Conservation of Tibetan Thangka Painting
8th Jun 2017
Thangkas are intended to convey iconographic information in a pictorial manner.
There is a vast amount of iconographic information provided in thangkas, some of it literally spelled out for you. If you look closely, many thangkas spell identification of figures and scenes in formal and delicately rendered scripts.
Even a subtle change in colour alters the message of an icon. For example, a particular shade of the colour green indicates effective activity, while a white often indicates peacefulness and unassailable compassion. It is significant therefore if the same form of a feminine figure is rendered in green or white.
Anonymity of Thangka Painting
The vast majority of created thangkas, therefore, have taken shape as a scientific arrangement of content, colour and proportion, all of which follow a prescribed set of rules. These rules, however, differ by denomination, geographical region and style.
Only rarely do thangkas express the personal vision or creativity of the painter, and for that reason thangka painters have generally remained anonymous as have the tailors who made their mountings.

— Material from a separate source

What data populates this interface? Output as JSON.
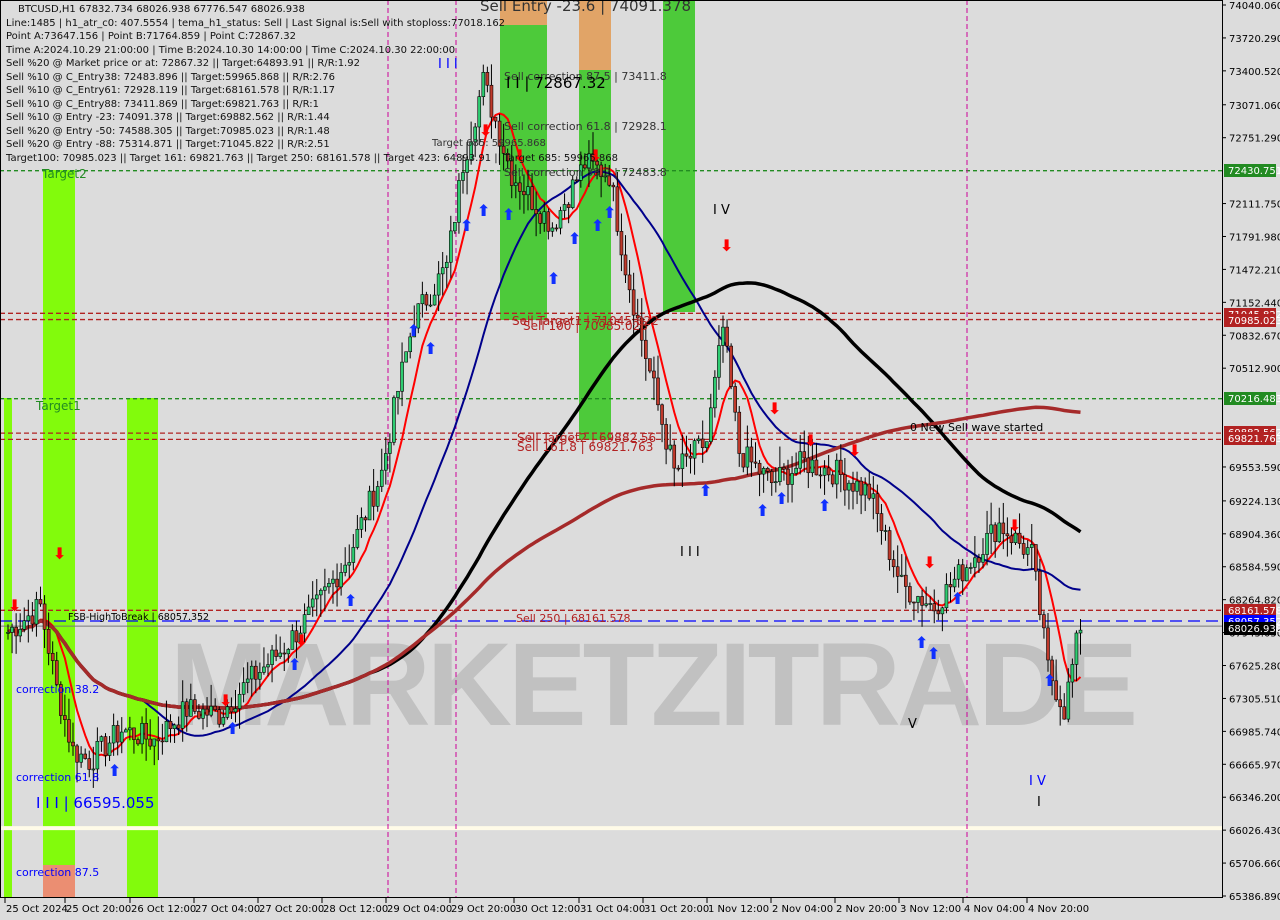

There are, however, exceptions to this anonymity. Rarely, eminent teachers will create a thangka to express their own insight and experience. This type of thangka comes from a traditionally trained meditation master and artist who creates a new arrangement of forms to convey his insight so that his students may benefit from it. Other exceptions exist where master painters have signed their work somewhere in the composition.
Factors Causing Damages to Thangka Paintings
Without date and artist’s name on thangka paintings, if a piece of thangka painting is damaged, especially for those ancient ones, even indigenous Tibetan scholars trained in the iconographic details of Buddhist deities generally would not presume to know the iconography associated with every deity, it is unlikely that most conservators could guess the identity and details of unfamiliar figures.
There are several factors which would cause damages to Thangka paintings.
Sometimes water damage (yak-hide glue is susceptible to water damage) washes away several fine layers of pigment on final paint layers or shading layers. This damage exposes either underdrawing or flat colours which the artist never wanted you to see.
Often, a combination of water-damage, greasy butter lamp soot and smoky incense grit permanently alters the original colours. Evidence of this is often seen at the edges where a mounting has protected the original colours.
Damage was particularly likely given the tendency of Tibetans to travel long distances in harsh conditions. Thangkas were important articles of the tent culture of nomadic monastic groups in medieval Tibet. It was not unusual for a group of scholars, yogins and priests to travel by yak to distant regions, set up tents, unroll the thangkas and serve the local people by teaching before moving on to another area.
This was good for the people but intense for the thangkas! Rolling and unrolling was, and still is, unavoidably damaging for thangkas. Rough handling and damp walls damaged both the paintings and their mountings, in medieval Tibet and today as well.
The monks in this monastery value their thangkas. But rolling and unrolling combined with rough handling and poor storage constantly damages their treasured thangkas.
In summary, the conservation treatment of a thangka is a complex process which requires superb skills and rich experience as thangka paintings are such complicated composite objects which are designed to communicate iconographic ideas in a beautiful and practical form.